For a chainsaw engine under load there is one and only one correct fuel mixture: just slightly richer than max power in order to to have a safety margin. Anything else is losing power, wasting fuel and/or risking engine damage. These simple systems are adjusting for that point regularly just by varying the mixture and watching the rpm change. You cannot increase power by feeding it more fuel, and you cannot reprogram the feedback system for more power (so who cares about the code?).
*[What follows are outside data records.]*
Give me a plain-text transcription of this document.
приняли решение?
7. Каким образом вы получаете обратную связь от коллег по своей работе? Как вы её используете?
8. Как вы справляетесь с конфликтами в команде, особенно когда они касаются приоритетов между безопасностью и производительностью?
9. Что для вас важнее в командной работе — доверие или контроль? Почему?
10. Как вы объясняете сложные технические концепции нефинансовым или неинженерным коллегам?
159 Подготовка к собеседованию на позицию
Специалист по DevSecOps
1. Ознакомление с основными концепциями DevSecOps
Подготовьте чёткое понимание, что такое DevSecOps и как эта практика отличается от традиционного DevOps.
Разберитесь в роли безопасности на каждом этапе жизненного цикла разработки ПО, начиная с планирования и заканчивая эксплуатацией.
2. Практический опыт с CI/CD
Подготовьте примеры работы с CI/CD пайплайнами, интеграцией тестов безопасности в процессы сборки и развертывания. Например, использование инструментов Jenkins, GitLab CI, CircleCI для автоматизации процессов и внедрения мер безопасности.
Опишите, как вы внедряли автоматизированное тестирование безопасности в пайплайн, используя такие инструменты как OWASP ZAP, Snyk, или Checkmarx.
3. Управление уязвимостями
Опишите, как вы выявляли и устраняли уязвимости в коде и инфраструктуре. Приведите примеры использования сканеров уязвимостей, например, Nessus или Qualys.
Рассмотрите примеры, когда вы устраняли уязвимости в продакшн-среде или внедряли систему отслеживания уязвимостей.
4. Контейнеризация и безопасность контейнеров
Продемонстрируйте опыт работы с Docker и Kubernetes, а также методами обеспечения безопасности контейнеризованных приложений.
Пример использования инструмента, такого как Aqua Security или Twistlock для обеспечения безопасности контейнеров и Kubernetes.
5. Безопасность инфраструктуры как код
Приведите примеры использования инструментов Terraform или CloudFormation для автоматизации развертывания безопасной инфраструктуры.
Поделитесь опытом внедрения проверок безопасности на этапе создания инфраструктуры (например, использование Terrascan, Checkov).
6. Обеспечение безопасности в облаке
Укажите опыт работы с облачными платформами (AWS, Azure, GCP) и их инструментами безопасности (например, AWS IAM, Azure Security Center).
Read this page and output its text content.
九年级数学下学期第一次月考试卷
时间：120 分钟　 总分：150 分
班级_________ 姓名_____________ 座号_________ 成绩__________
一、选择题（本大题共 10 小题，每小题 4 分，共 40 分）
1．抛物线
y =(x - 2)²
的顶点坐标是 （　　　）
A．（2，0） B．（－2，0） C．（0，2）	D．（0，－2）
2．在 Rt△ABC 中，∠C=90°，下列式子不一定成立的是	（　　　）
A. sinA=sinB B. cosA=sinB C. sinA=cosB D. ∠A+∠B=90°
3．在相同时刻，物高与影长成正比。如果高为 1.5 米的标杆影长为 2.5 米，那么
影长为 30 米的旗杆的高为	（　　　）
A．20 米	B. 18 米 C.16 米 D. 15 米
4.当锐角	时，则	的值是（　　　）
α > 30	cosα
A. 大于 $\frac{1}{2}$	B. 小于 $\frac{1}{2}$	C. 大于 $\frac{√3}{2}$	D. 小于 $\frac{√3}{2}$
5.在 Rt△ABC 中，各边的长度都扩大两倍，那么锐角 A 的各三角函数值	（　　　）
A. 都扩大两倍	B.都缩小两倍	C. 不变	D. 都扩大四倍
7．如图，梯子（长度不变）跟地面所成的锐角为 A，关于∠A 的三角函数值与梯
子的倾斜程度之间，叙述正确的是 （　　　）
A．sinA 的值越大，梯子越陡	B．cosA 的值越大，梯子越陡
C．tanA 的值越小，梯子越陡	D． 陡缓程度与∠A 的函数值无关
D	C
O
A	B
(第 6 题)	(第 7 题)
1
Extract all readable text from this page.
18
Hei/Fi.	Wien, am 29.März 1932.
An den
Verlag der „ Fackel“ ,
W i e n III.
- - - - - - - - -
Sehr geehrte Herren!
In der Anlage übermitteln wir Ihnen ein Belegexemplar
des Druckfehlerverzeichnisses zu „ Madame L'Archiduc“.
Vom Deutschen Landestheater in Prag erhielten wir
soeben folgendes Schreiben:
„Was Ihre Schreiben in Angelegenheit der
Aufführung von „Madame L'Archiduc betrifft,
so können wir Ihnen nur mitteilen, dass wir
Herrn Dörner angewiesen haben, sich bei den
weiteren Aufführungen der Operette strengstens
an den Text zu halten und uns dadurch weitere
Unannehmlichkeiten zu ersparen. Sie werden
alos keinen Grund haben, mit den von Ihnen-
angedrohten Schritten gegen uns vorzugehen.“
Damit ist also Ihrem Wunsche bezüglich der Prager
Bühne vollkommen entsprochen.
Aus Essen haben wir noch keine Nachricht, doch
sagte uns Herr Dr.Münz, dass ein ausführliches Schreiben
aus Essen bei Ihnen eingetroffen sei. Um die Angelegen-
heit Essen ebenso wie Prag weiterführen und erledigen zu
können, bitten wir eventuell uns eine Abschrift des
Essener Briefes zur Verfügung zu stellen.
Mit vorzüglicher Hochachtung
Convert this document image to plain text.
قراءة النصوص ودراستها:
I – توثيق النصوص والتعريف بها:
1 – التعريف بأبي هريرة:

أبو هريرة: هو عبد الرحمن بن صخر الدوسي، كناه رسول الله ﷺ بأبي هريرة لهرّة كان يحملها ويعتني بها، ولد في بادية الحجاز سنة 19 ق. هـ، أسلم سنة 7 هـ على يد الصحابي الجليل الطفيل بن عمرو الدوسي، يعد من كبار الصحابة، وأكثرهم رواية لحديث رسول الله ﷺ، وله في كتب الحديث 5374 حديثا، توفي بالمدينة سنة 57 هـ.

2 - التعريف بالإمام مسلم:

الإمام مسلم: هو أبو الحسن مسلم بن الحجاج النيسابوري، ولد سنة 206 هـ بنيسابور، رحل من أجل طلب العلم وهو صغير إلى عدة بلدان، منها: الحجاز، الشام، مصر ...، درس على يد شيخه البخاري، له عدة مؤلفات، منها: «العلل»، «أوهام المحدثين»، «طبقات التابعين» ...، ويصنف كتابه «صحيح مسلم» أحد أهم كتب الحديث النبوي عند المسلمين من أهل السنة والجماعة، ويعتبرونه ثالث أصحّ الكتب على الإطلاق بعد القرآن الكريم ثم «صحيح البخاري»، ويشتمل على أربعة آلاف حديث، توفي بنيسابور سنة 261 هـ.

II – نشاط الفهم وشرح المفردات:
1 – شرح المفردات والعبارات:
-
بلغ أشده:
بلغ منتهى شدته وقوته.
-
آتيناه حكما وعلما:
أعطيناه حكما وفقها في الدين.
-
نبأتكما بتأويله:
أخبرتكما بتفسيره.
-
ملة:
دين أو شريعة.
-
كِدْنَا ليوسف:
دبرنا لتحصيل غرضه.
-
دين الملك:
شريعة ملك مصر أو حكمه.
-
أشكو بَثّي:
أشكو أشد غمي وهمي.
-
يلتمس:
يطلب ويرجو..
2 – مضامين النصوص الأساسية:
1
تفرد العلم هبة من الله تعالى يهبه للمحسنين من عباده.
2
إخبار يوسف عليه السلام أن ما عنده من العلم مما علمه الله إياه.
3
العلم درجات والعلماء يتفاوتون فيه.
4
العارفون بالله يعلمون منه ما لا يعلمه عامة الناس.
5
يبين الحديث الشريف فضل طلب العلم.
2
A conventional carb can be adjusted to give a correct mixture for at best two rpm points: idle and at some specific high rpm. At every other rpm it is wrong, usually rich but possibly lean as well. If you have no accelerator pump then you have to set the idle too rich as well so it will accelerate. This has nothing to do with the skill of the tuner, it is inherent to the way the carbs work and is simply the best they can do. The feedback carbs can do better, keeping the mixture correct as the rpm changes - a conventional carb cannot.
I understand that some find these things intimidating, but most kid's toys are more complex these days. Troubleshooting them is not a big deal, and people have had no trouble replacing the bad fuel control actuators that Stihl had. The number of people on this board that actually understand how the conventional carbs work and can diagnose them is quite small, most just replace parts and hope. Just like the conventional carbs the feedback ones are cheap, simple junk (they should not be expensive). They will have defects, failures and wear out, as will all things electronic, mechanical or even biological. Nothing lasts forever.